The wonderful thing about dreams, I have often observed, is that generally speaking they do not come true. They remain, in limbo, in our minds eye, never coming into fruition; they are part of the only perfect landscape we know and we are rarely given an opportunity to be disappointed by them. This is why I am currently satisfied I do not own a pair of Berluti shoes. As much as I adore them, I desire to remain desirous of them. Bizarre as it seems, I am actually thankful for their reassuring expense.

Looking at a pair of Berlutis, as I found out when I ankled round to the Conduit Street store, is actually rather like looking at something that hangs in the National Gallery; it’s an event, a special occasion. There is a wonderful depth to the leather, a fabulous patina; they have the lustre of a perfect piece of antique furniture. Whereas ordinary leather, while serviceable, is the flat-pack copy, Berluti is the real thing. They are like the walnut Gainsborough chair or the Queen Anne chest.

It should be no surprise that such magnificence comes at a price. Shoes, when well made, shouldn’t be alarmingly cheap. The process of hand made shoes, with the use of high quality material, requires expertise and skill. Indeed, considering Berluti as merely a ‘shoemaker’ is akin to considering Michelangelo rather decent at sketching. Even in comparison to established shoe tailors such as John Lobb, the artistry of a Berluti shoe stands out as something worthy of praise. The shapes are more avant garde than Jermyn Street cobblers; Berluti is not afraid of the square toe, and yet the beautiful patination is utterly classic. Some shoes, to look at, have very little depth in the material itself. Berluti understands that some demand art from footwear; that there should be a sense of the exceptional about the shoe.

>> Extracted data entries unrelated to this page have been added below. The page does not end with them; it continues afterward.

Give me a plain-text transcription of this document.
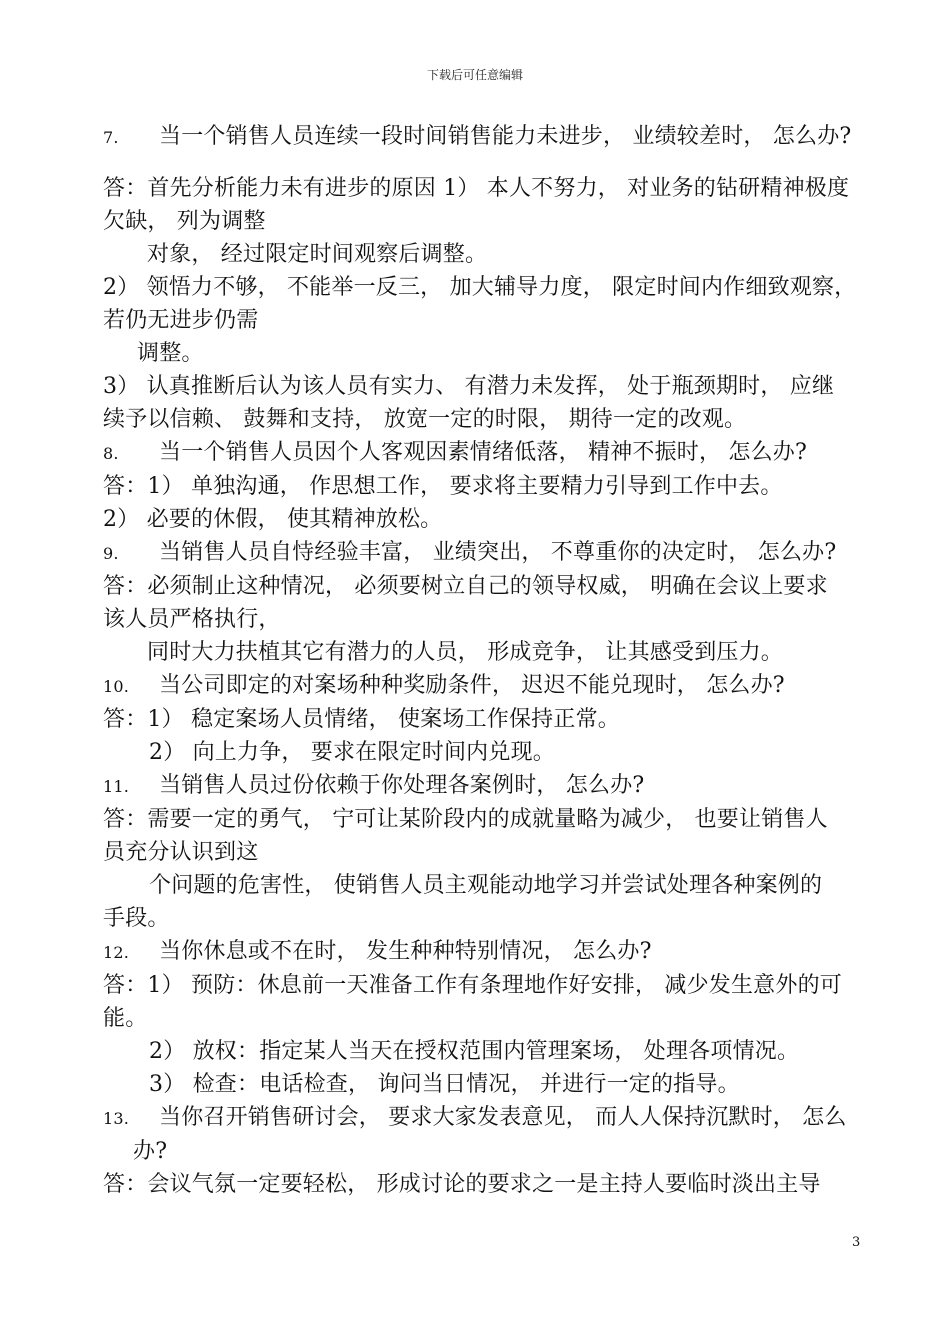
下载后可任意编辑
7. 当一个销售人员连续一段时间销售能力未进步， 业绩较差时， 怎么办?
答：首先分析能力未有进步的原因 1） 本人不努力， 对业务的钻研精神极度
欠缺， 列为调整
对象， 经过限定时间观察后调整。
2） 领悟力不够， 不能举一反三， 加大辅导力度， 限定时间内作细致观察，
若仍无进步仍需
调整。
3） 认真推断后认为该人员有实力、 有潜力未发挥， 处于瓶颈期时， 应继
续予以信赖、 鼓舞和支持， 放宽一定的时限， 期待一定的改观。
8. 当一个销售人员因个人客观因素情绪低落， 精神不振时， 怎么办?
答：1） 单独沟通， 作思想工作， 要求将主要精力引导到工作中去。
2） 必要的休假， 使其精神放松。
9. 当销售人员自恃经验丰富， 业绩突出， 不尊重你的决定时， 怎么办?
答：必须制止这种情况， 必须要树立自己的领导权威， 明确在会议上要求
该人员严格执行，
同时大力扶植其它有潜力的人员， 形成竞争， 让其感受到压力。
10. 当公司即定的对案场种种奖励条件， 迟迟不能兑现时， 怎么办?
答：1） 稳定案场人员情绪， 使案场工作保持正常。
2） 向上力争， 要求在限定时间内兑现。
11. 当销售人员过份依赖于你处理各案例时， 怎么办?
答：需要一定的勇气， 宁可让某阶段内的成就量略为减少， 也要让销售人
员充分认识到这
个问题的危害性， 使销售人员主观能动地学习并尝试处理各种案例的
手段。
12. 当你休息或不在时， 发生种种特别情况， 怎么办?
答：1） 预防：休息前一天准备工作有条理地作好安排， 减少发生意外的可
能。
2） 放权：指定某人当天在授权范围内管理案场， 处理各项情况。
3） 检查：电话检查， 询问当日情况， 并进行一定的指导。
13. 当你召开销售研讨会， 要求大家发表意见， 而人人保持沉默时， 怎么
办?
答：会议气氛一定要轻松， 形成讨论的要求之一是主持人要临时淡出主导
3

It’s a relief to me that I can still regard Berluti with such awe: that I am not given the opportunity to tire of them or have reason to disparage their construction. When I was on Conduit Street, I had a lot of fun trying a pair or two in Mayfair and I was sufficiently smitten. However, it would surely eventually tire me if I was given the wherewithal to instruct Berluti to make me fabulous tailored shoes; I would have reached the apogee, the very summit of footwear – everything below it, which means all other footwear, would become lacklustre and unacceptable for wear and that is a snobbery I cannot afford and do not want. Having said that, if I did own a pair, I’d be awfully proud of them.